Multipart uploads have several other inherent advantages, too:

  • Improved throughput: Upload the parts in parallel to make the best use of available bandwidth.
  • Fast recovery: Smaller parts minimize the impact of a network error.
  • Ability to pause and resume: Multipart uploads do not expire. It's possible to pause and resume at any time, because the upload must be explicitly completed or deliberately stopped.
  • Upload as objects are created: Multipart uploads can begin before the final object size is known.

Conversely, objects uploaded via s3:PutObject are stored on a single GPU Node, which can lead to performance bottlenecks with large objects.

Optimum part size

The part size in a multipart upload has a significant impact on LOTA's cache performance.

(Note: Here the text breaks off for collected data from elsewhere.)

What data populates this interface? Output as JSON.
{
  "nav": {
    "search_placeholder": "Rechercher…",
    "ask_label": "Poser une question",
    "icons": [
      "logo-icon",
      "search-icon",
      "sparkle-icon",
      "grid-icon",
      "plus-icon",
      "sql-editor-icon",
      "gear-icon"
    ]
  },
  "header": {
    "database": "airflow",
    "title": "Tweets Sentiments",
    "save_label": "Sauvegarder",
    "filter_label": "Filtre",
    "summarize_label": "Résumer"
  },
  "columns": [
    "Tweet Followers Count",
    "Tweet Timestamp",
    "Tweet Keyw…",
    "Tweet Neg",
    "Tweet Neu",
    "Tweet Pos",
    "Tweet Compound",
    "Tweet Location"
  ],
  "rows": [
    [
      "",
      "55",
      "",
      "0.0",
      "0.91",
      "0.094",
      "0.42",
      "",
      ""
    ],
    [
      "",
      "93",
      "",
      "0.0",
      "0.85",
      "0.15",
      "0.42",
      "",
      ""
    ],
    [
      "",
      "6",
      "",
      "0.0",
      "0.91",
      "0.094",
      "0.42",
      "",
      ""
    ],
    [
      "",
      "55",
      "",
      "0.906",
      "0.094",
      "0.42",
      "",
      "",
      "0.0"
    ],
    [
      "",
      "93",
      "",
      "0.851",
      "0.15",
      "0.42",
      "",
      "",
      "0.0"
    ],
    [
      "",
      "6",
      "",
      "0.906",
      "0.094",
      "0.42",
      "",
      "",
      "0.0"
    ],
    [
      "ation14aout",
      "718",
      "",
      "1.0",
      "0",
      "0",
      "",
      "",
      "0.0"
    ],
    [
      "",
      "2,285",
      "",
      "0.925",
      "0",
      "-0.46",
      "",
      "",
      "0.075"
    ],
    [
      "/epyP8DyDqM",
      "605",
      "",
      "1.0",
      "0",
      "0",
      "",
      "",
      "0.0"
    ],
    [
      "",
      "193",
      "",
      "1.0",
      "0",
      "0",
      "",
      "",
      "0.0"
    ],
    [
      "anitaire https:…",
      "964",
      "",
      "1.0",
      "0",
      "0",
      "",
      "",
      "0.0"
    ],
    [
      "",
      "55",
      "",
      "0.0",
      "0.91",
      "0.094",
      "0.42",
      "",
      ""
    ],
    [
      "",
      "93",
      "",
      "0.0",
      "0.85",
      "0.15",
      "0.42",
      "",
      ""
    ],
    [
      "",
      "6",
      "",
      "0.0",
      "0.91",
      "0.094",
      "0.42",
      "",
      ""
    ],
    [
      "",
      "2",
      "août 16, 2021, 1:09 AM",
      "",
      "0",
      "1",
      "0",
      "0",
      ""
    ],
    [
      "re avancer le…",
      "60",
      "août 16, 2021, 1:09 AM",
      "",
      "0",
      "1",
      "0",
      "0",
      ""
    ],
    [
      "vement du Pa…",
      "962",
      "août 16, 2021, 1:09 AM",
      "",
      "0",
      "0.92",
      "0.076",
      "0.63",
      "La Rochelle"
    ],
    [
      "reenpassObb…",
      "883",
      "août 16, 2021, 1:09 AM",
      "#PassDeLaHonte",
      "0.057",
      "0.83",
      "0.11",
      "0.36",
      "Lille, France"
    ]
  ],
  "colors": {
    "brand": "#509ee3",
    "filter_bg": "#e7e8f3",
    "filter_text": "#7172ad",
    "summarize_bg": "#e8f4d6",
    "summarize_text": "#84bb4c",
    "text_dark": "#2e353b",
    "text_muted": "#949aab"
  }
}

Breaking small objects into too many parts can degrade read performance due to the overhead of excessive HTTP requests. A recommended minimum part size is 50 MB, which is large enough to reduce the number of HTTP requests while still small enough for LOTA to distribute parts across the GPU Nodes efficiently.

Also, note that LOTA only caches objects larger than 4 MB; smaller objects are fetched directly from the backend, bypassing the cache.

Avoid sequential object keys

Do not use sequential object keys. When creating an object in a bucket, the name given to that object is the object key. Use a random prefix for any sequential keys to maintain high performance.

Manage quota limits

CoreWeave AI Object Storage has the following quota limits by default:

  • Capacity: 10 TiB per Availability Zone
  • Max bucket count: 1,000
  • LOTA cache capacity per GPU Node: 1 TiB

To request a quota increase, contact CoreWeave support.